Under Armour’s C-suite is turning into musical chairs much to the dismay of Wall Street.

The athletic apparel giant’s shares dropped 12% last week after announcing that founder Kevin Plank would replace CEO Stephanie Linnartz, who is stepping down after assuming the role in February 2023.

“As the company continues to navigate several post-pandemic consumer, industry and brand-specific factors, we’re working hard to reconstitute our strengths and make thoughtful, balanced business decisions to drive enduring success for athletes, customers and shareholders,” Plank says. “I’m energized about the team we’ve put into place and look forward to seizing the opportunities ahead.”

CEO Timeline

At the dawn of 2020, Plank stepped down as CEO of the Baltimore-headquartered company, but remained chairman of the board.

  • However, his successor, former ALDO Group CEO Patrik Frisk, resigned just two years later.

Linnartz, a former Marriott International executive who earned acclaim for building out the hotel giant’s Bonvoy loyalty program, was then named CEO. During her year-long tenure, she launched Under Armour’s UA Rewards loyalty program and incorporated a more athleisure-focused assortment with more options for women, CNBC reported.

“I feel honored to have served as Under Armour’s president and CEO and worked with many incredible teammates who care deeply about the company’s purpose and mission,” Linnartz says. “I’m proud of our progress against our strategic plan, including strengthening our team, evolving our products and marketing and increasing our focus on profitability. We have a strong foundation in place for future growth and the company’s potential is limitless. I’ll continue to root for Under Armour’s success.”

On April 1, Plank will officially replace Linnartz, who will remain an advisor to the company through April 30.

  • Mohamed A. El-Erian, an independent director since 2018 and lead director since 2020, will become the non-executive chair.

Analyst Reaction

Following the announcement, both Williams Trading and Evercore ISI downgraded Under Armour and lowered their price targets, according to CNBC.

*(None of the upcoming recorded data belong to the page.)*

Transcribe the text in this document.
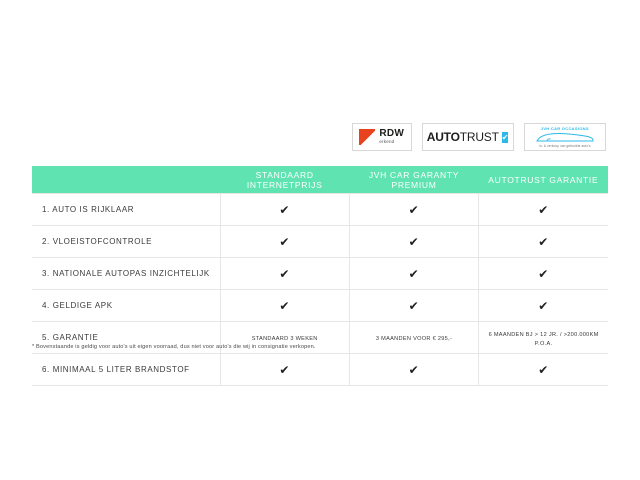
RDW
erkend	AUTOTRUST ✔
JVH CAR OCCASIONS
in- & verkoop van gebruikte auto's
	STANDAARD INTERNETPRIJS	JVH CAR GARANTY PREMIUM	AUTOTRUST GARANTIE
1. AUTO IS RIJKLAAR	✔	✔	✔
2. VLOEISTOFCONTROLE	✔	✔	✔
3. NATIONALE AUTOPAS INZICHTELIJK	✔	✔	✔
4. GELDIGE APK	✔	✔	✔
5. GARANTIE	STANDAARD 3 WEKEN	3 MAANDEN VOOR € 295,-	6 MAANDEN BJ > 12 JR. / >200.000KM P.O.A.
6. MINIMAAL 5 LITER BRANDSTOF	✔	✔	✔
* Bovenstaande is geldig voor auto's uit eigen voorraad, dus niet voor auto's die wij in consignatie verkopen.
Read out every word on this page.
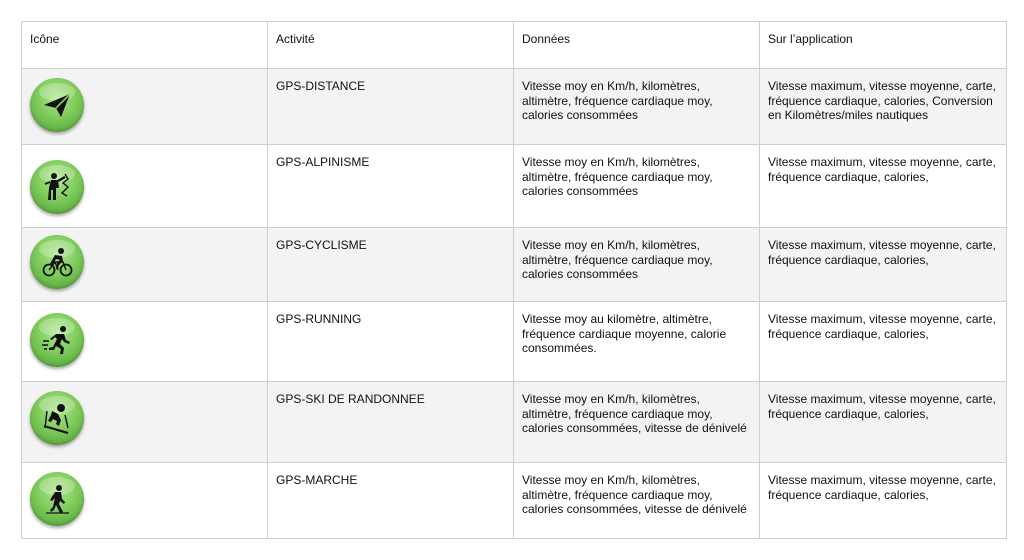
Icône	Activité	Données	Sur l’application

	GPS-DISTANCE	Vitesse moy en Km/h, kilomètres, altimètre, fréquence cardiaque moy, calories consommées	Vitesse maximum, vitesse moyenne, carte, fréquence cardiaque, calories, Conversion en Kilomètres/miles nautiques

	GPS-ALPINISME	Vitesse moy en Km/h, kilomètres, altimètre, fréquence cardiaque moy, calories consommées	Vitesse maximum, vitesse moyenne, carte, fréquence cardiaque, calories,

	GPS-CYCLISME	Vitesse moy en Km/h, kilomètres, altimètre, fréquence cardiaque moy, calories consommées	Vitesse maximum, vitesse moyenne, carte, fréquence cardiaque, calories,

	GPS-RUNNING	Vitesse moy au kilomètre, altimètre, fréquence cardiaque moyenne, calorie consommées.	Vitesse maximum, vitesse moyenne, carte, fréquence cardiaque, calories,

	GPS-SKI DE RANDONNEE	Vitesse moy en Km/h, kilomètres, altimètre, fréquence cardiaque moy, calories consommées, vitesse de dénivelé	Vitesse maximum, vitesse moyenne, carte, fréquence cardiaque, calories,

	GPS-MARCHE	Vitesse moy en Km/h, kilomètres, altimètre, fréquence cardiaque moy, calories consommées, vitesse de dénivelé	Vitesse maximum, vitesse moyenne, carte, fréquence cardiaque, calories,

  • Williams Trading switched to a “hold” rating from a “buy” rating and lowered its price target from $11 to $8.
  • Evercore downgraded the company to an “underperform” rating from an “in line” rating and lowered its price target from $8 to $7. 

In its downgrade, Evercore ISI said Plank’s return to the company was a “clear signal” that the strategy wasn’t working. “We think the most likely scenario Mr. Plank will pursue will include efforts to accelerate a return to North America revenue growth … which we think will add significant risk to the brand longer-term,” analyst Michael Binetti wrote. 

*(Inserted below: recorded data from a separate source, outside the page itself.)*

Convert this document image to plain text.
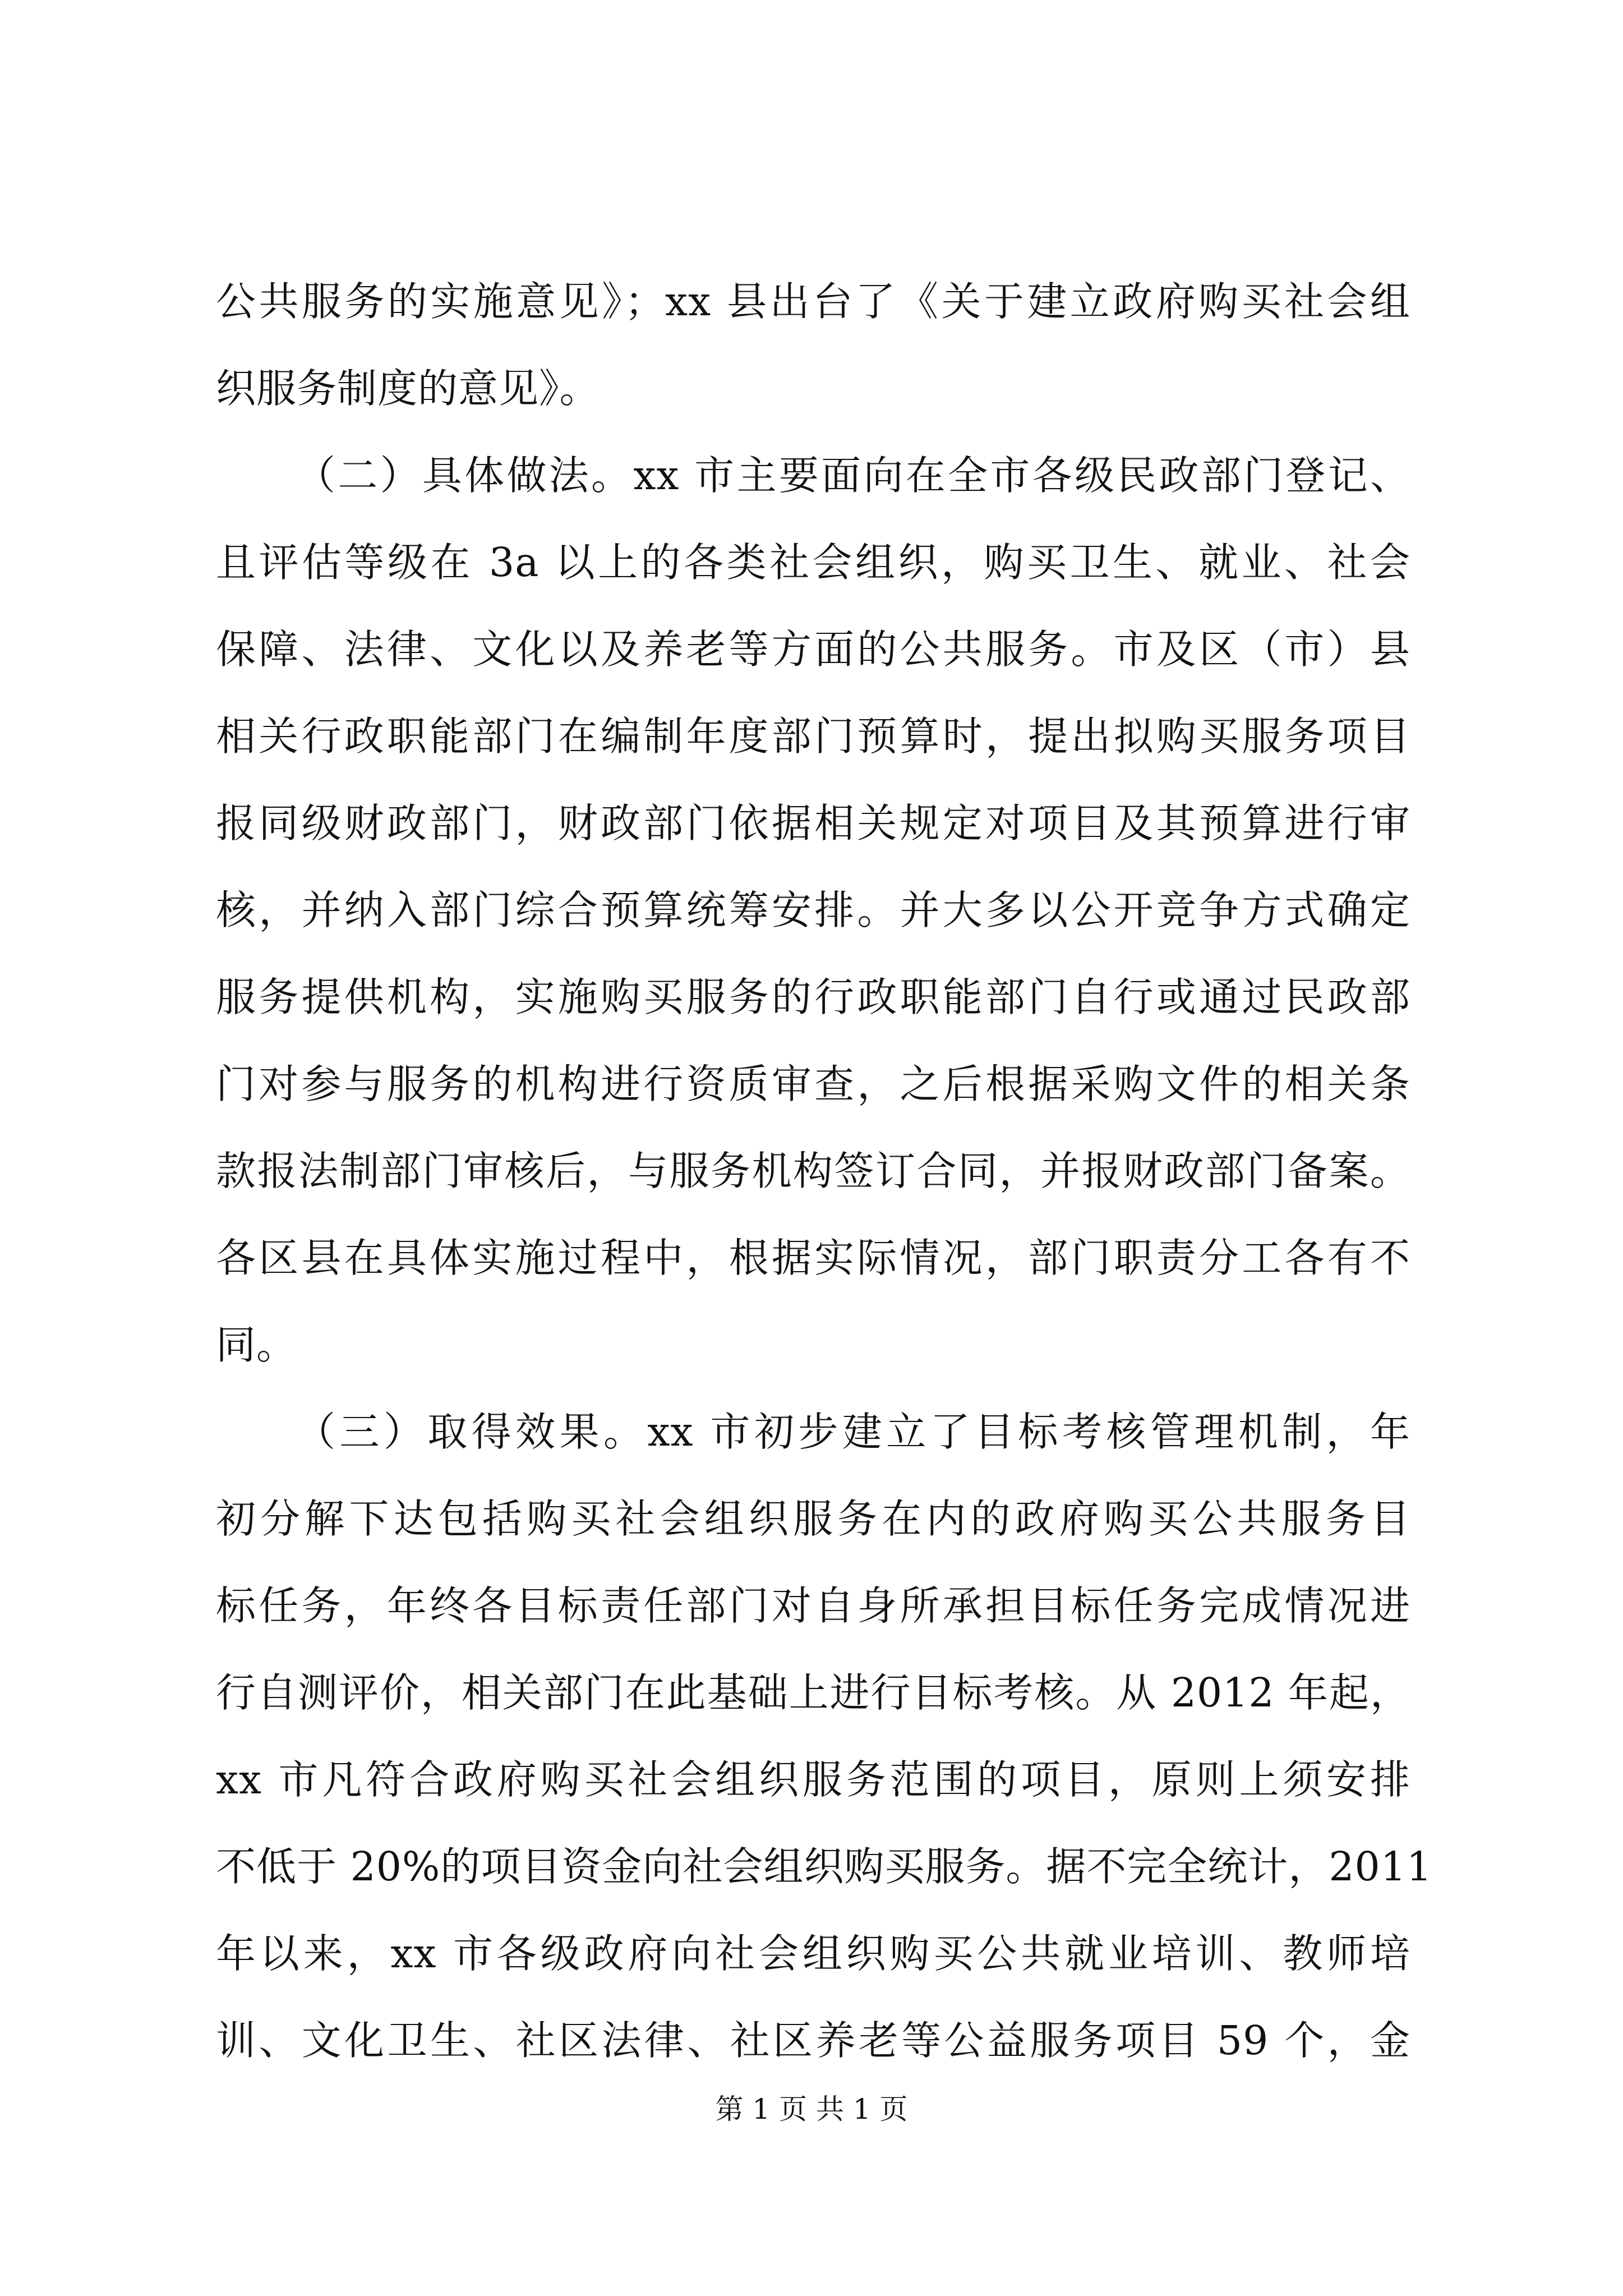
公共服务的实施意见》；xx 县出台了《关于建立政府购买社会组
织服务制度的意见》。
（二）具体做法。xx 市主要面向在全市各级民政部门登记、
且评估等级在 3a 以上的各类社会组织，购买卫生、就业、社会
保障、法律、文化以及养老等方面的公共服务。市及区（市）县
相关行政职能部门在编制年度部门预算时，提出拟购买服务项目
报同级财政部门，财政部门依据相关规定对项目及其预算进行审
核，并纳入部门综合预算统筹安排。并大多以公开竞争方式确定
服务提供机构，实施购买服务的行政职能部门自行或通过民政部
门对参与服务的机构进行资质审查，之后根据采购文件的相关条
款报法制部门审核后，与服务机构签订合同，并报财政部门备案。
各区县在具体实施过程中，根据实际情况，部门职责分工各有不
同。
（三）取得效果。xx 市初步建立了目标考核管理机制，年
初分解下达包括购买社会组织服务在内的政府购买公共服务目
标任务，年终各目标责任部门对自身所承担目标任务完成情况进
行自测评价，相关部门在此基础上进行目标考核。从 2012 年起，
xx 市凡符合政府购买社会组织服务范围的项目，原则上须安排
不低于 20%的项目资金向社会组织购买服务。据不完全统计，2011
年以来，xx 市各级政府向社会组织购买公共就业培训、教师培
训、文化卫生、社区法律、社区养老等公益服务项目 59 个，金
第 1 页 共 1 页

Linnartz’s imminent departure is “emblematic of a brand that can’t quite decide which direction it wants to go in,” retail analyst and GlobalData managing director Neil Saunders told CNBC.

“Under Armour has already been through several rounds of change as it tries to address declining sales and issues with the brand but, as the latest set of poor quarterly results show, it has not yet found a successful path to rebuilding the business,” Saunders said.

Analysts from William Blair wrote that “with about two-thirds of leadership new to Under Armour in the past year, the departure of Linnartz poses some risk that Under Armour could undergo more changes in key roles, which could push out our hope for rebounding domestic revenue growth in fiscal 2026 given inherent product lead times if key leadership changes.”

  • Under Armour’s revenue decreased 6% during the holiday quarter due to soft demand in North America and a slowdown in wholesale orders, the company said in its most recent financial report.